Praticar a solidariedade aproxima e une o povo e coloca o partido em condições de assumir a vanguarda da luta que virá. Como vanguarda tem-se a obrigação a enxergar um passo a frente dos inimigos de classe e assim apontar o caminho para classe trabalhadora. Começou-se bem quando o partido percebeu corretamente e afirmou, ainda em janeiro de 2020, que o atual governo fascista de Bolsonaro estava ficando a cada dia mais fraco, mas que precisaria ser derrubado. Alguns não acreditaram e outros diziam que era exatamente o contrário, que o governo era fortíssimo. Olhando para frente deve-se facilmente perceber que o passo seguinte será a queda desse governo, que, como outros governos afora, não se sustenta mais. Uma crise política se instalará e pode ser resolvida nos palácios ou nas ruas. Portanto, não se pode medir esforços para levar esta disputa política para o terreno em que os trabalhadores sabem lutar e, podem, portanto, derrubar esse governo por meio das greves, manifestações e revoltas populares. Para isso, é importante que se faça imediatamente o trabalho solidário, mas em seguida precisa-se organizar a luta popular para derrubar esse governo dos fascistas pelas mãos do povo trabalhador.

Evidentemente é indispensável cuidar das vidas dos militantes e da vida de terceiros, acontece que não se fará isso como a burguesia quer, se isolando e não tomando consciência da realidade em que vivemos. O povo morrerá nas favelas e nas filas dos hospitais e é preciso lutar pela vida e pelos direitos. Isolamento sem abrir milhares de leitos, sem dar alimentos, medicamentos, promover socorro aos mais pobres, não passa de uma blindagem para os mais ricos, que ficarão confortáveis com grandes estoques e lucrando com a exploração da mais valia dos trabalhadores.

Os trabalhadores já estão percebendo e precisa-se dizer para eles que façam greve para serem liberados do trabalho e para ter direito a tratamento médico, medicamentos e pagamento de salários integrais. Neste sentido o maior exemplo está sendo dado pelos combativos companheiros do Movimento Luta de Classes (MLC) que estão fazendo paralisação nas empresas de limpeza urbana e telemarketing desde o Nordeste até o Rio de Janeiro e São Paulo.

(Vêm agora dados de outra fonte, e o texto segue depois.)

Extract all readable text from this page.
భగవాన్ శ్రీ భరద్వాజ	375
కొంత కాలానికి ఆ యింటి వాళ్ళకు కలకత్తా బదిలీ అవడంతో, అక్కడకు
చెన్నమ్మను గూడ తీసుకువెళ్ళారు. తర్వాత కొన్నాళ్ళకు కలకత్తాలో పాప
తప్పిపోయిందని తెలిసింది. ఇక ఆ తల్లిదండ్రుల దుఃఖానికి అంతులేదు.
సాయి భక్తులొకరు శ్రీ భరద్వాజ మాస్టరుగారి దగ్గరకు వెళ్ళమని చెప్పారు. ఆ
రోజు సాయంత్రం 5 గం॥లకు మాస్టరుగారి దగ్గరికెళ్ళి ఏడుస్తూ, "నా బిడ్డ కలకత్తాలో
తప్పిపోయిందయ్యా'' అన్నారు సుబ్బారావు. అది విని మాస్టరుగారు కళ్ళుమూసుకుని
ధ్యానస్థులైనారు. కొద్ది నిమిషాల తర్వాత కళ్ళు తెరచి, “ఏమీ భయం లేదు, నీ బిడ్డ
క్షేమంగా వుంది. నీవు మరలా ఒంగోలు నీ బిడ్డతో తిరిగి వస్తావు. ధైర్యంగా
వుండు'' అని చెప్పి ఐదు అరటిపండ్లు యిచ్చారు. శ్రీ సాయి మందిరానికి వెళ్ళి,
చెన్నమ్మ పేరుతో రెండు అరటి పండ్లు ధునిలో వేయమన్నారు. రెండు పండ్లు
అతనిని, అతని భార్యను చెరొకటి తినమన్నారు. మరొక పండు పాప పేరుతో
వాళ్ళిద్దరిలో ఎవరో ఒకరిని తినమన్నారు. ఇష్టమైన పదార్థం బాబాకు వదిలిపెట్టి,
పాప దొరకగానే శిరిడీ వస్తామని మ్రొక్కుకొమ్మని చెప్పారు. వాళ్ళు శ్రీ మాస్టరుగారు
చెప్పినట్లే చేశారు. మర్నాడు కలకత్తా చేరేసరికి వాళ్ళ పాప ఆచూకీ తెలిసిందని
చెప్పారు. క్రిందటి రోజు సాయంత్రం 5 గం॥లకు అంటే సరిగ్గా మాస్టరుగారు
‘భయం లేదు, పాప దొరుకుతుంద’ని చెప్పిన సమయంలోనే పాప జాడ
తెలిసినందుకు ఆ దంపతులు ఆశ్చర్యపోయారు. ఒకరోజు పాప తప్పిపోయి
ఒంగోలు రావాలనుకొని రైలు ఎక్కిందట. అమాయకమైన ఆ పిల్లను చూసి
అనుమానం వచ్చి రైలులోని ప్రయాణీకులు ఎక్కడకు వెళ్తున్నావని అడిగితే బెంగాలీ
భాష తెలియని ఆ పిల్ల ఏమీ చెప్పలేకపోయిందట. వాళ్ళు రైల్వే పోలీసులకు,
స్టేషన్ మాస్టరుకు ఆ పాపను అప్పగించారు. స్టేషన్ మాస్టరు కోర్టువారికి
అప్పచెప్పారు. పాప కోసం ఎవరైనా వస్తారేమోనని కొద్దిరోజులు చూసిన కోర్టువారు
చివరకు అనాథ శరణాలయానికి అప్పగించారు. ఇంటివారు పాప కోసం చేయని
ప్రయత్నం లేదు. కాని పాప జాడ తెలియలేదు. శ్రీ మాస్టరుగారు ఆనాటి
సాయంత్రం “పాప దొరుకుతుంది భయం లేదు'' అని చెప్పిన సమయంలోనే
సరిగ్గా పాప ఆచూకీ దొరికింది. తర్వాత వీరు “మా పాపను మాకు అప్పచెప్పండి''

Já conquistaram vitórias importantes como o fechamento da empresa Atendo em São Bernardo do Campo, que paralisou suas atividades com o apoio dos militantes sociais do MLC. Esse exemplo precisa se espalhar e pode ser um prelúdio para greves maiores que virão.


[1]. Estudo publicado na revista Nature Medicine, que analisou diversas características genômicas e bioquímicas do novo SARS-CoV-2, demonstra a improbabilidade do vírus ter sido criado em laboratório. As duas hipóteses principais são:

1) Evolução através de seleção natural ainda nos animais hospedeiros (como morcegos e pangolins – um mamífero em extinção, semelhante a um tatu);
2) Ou evolução através de seleção natural em humanos, após infecção por um progenitor do SARS-CoV-2.